Danneggia la saracinesca di un magazzino. Sussiste l’aggravante del bene esposto alla pubblica fede?

Con sentenza n. 26858/2017 la Corte di Cassazione, sez. II Penale, ha aderito all’orientamento giurisprudenziale dominante secondo il quale non sussiste l’aggravante del bene esposto alla pubblica fede, (art. 625, co. 1, n. 7, c.p.), nell’ipotesi di oggetti che per la loro naturale destinazione si trovano sulla pubblica via, come la saracinesca di un magazzino nel caso in esame, ovvero la vetrata di un bar che dà sulla strada ed elementi simili.
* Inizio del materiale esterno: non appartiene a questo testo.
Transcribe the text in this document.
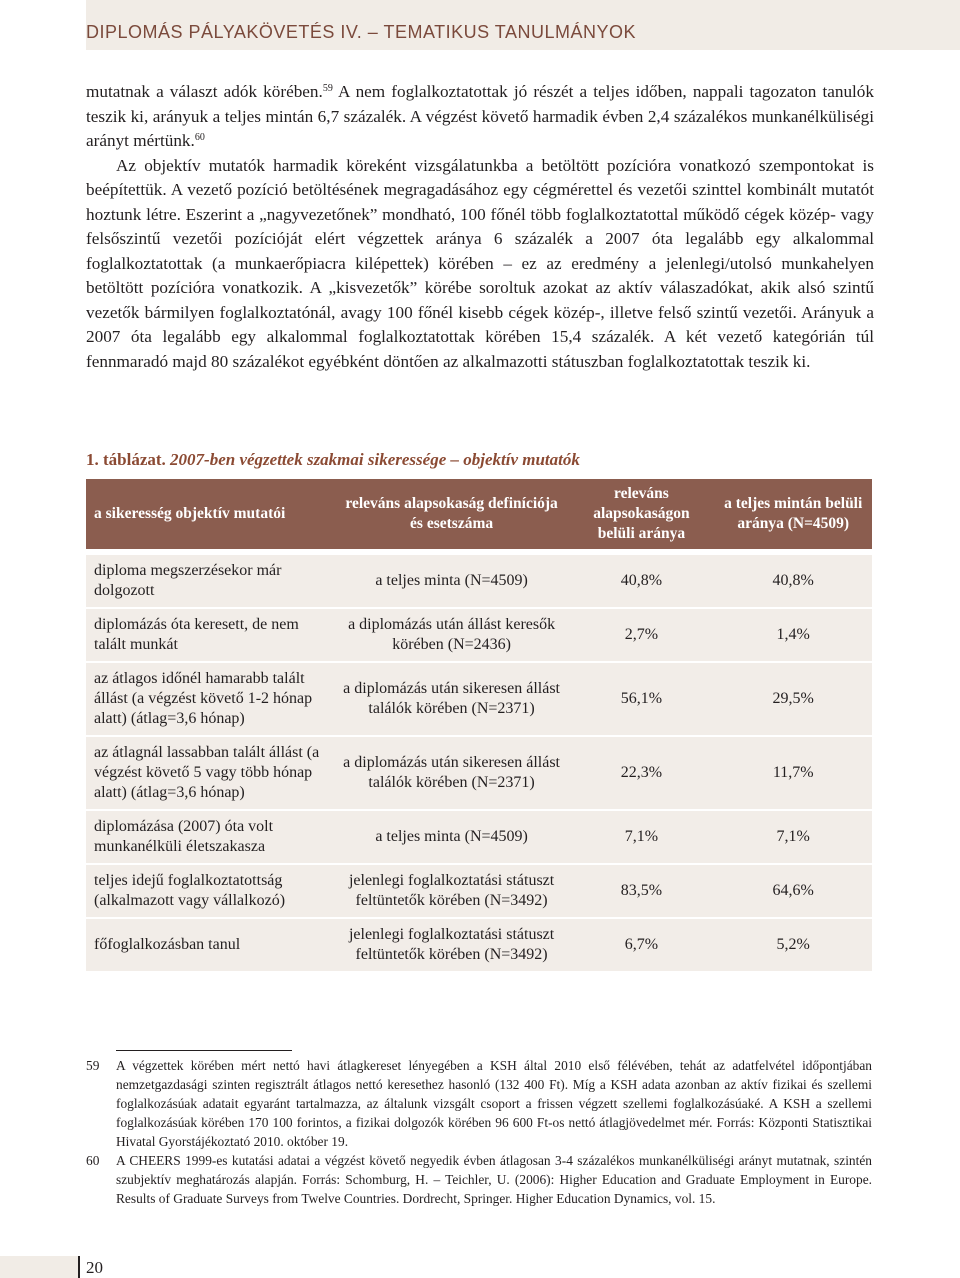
DIPLOMÁS PÁLYAKÖVETÉS IV. – TEMATIKUS TANULMÁNYOK

mutatnak a választ adók körében.$^{59}$ A nem foglalkoztatottak jó részét a teljes időben, nappali tagozaton tanulók teszik ki, arányuk a teljes mintán 6,7 százalék. A végzést követő harmadik évben 2,4 százalékos munkanélküliségi arányt mértünk.$^{60}$

Az objektív mutatók harmadik köreként vizsgálatunkba a betöltött pozícióra vonatkozó szempontokat is beépítettük. A vezető pozíció betöltésének megragadásához egy cégmérettel és vezetői szinttel kombinált mutatót hoztunk létre. Eszerint a „nagyvezetőnek” mondható, 100 főnél több foglalkoztatottal működő cégek közép- vagy felsőszintű vezetői pozícióját elért végzettek aránya 6 százalék a 2007 óta legalább egy alkalommal foglalkoztatottak (a munkaerőpiacra kilépettek) körében – ez az eredmény a jelenlegi/utolsó munkahelyen betöltött pozícióra vonatkozik. A „kisvezetők” körébe soroltuk azokat az aktív válaszadókat, akik alsó szintű vezetők bármilyen foglalkoztatónál, avagy 100 főnél kisebb cégek közép-, illetve felső szintű vezetői. Arányuk a 2007 óta legalább egy alkalommal foglalkoztatottak körében 15,4 százalék. A két vezető kategórián túl fennmaradó majd 80 százalékot egyébként döntően az alkalmazotti státuszban foglalkoztatottak teszik ki.

1. táblázat. 2007-ben végzettek szakmai sikeressége – objektív mutatók
a sikeresség objektív mutatói	releváns alapsokaság definíciója és esetszáma	releváns alapsokaságon belüli aránya	a teljes mintán belüli aránya (N=4509)

diploma megszerzésekor már dolgozott	a teljes minta (N=4509)	40,8%	40,8%
diplomázás óta keresett, de nem talált munkát	a diplomázás után állást keresők körében (N=2436)	2,7%	1,4%
az átlagos időnél hamarabb talált állást (a végzést követő 1-2 hónap alatt) (átlag=3,6 hónap)	a diplomázás után sikeresen állást találók körében (N=2371)	56,1%	29,5%
az átlagnál lassabban talált állást (a végzést követő 5 vagy több hónap alatt) (átlag=3,6 hónap)	a diplomázás után sikeresen állást találók körében (N=2371)	22,3%	11,7%
diplomázása (2007) óta volt munkanélküli életszakasza	a teljes minta (N=4509)	7,1%	7,1%
teljes idejű foglalkoztatottság (alkalmazott vagy vállalkozó)	jelenlegi foglalkoztatási státuszt feltüntetők körében (N=3492)	83,5%	64,6%
főfoglalkozásban tanul	jelenlegi foglalkoztatási státuszt feltüntetők körében (N=3492)	6,7%	5,2%
59	A végzettek körében mért nettó havi átlagkereset lényegében a KSH által 2010 első félévében, tehát az adatfelvétel időpontjában nemzetgazdasági szinten regisztrált átlagos nettó keresethez hasonló (132 400 Ft). Míg a KSH adata azonban az aktív fizikai és szellemi foglalkozásúak adatait egyaránt tartalmazza, az általunk vizsgált csoport a frissen végzett szellemi foglalkozásúaké. A KSH a szellemi foglalkozásúak körében 170 100 forintos, a fizikai dolgozók körében 96 600 Ft-os nettó átlagjövedelmet mér. Forrás: Központi Statisztikai Hivatal Gyorstájékoztató 2010. október 19.
60	A CHEERS 1999-es kutatási adatai a végzést követő negyedik évben átlagosan 3-4 százalékos munkanélküliségi arányt mutatnak, szintén szubjektív meghatározás alapján. Forrás: Schomburg, H. – Teichler, U. (2006): Higher Education and Graduate Employment in Europe. Results of Graduate Surveys from Twelve Countries. Dordrecht, Springer. Higher Education Dynamics, vol. 15.
20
Tuttavia, si deve evidenziare che esiste un secondo orientamento, invero minoritario, il quale riconosce l’esposizione alla fede pubblica di ingressi, vetrate e saracinesche, ovvero di tutti quei beni che si trovano, anche momentaneamente, fuori dal potere di controllo e di vigilanza del proprietario e restano, pertanto, affidate all’altrui senso di onestà.

Si ricorda che il reato di danneggiamento ex art. 635 c.p. è stato oggetto di modifica da parte del Legislatore con il d. lgs. 15 gennaio 2016, n. 7, depenalizzando la forma c.d. “semplice“, mantenendo, invece, la forma c.d. “aggravata“, com’è nel caso trattato dalla Corte di Cassazione.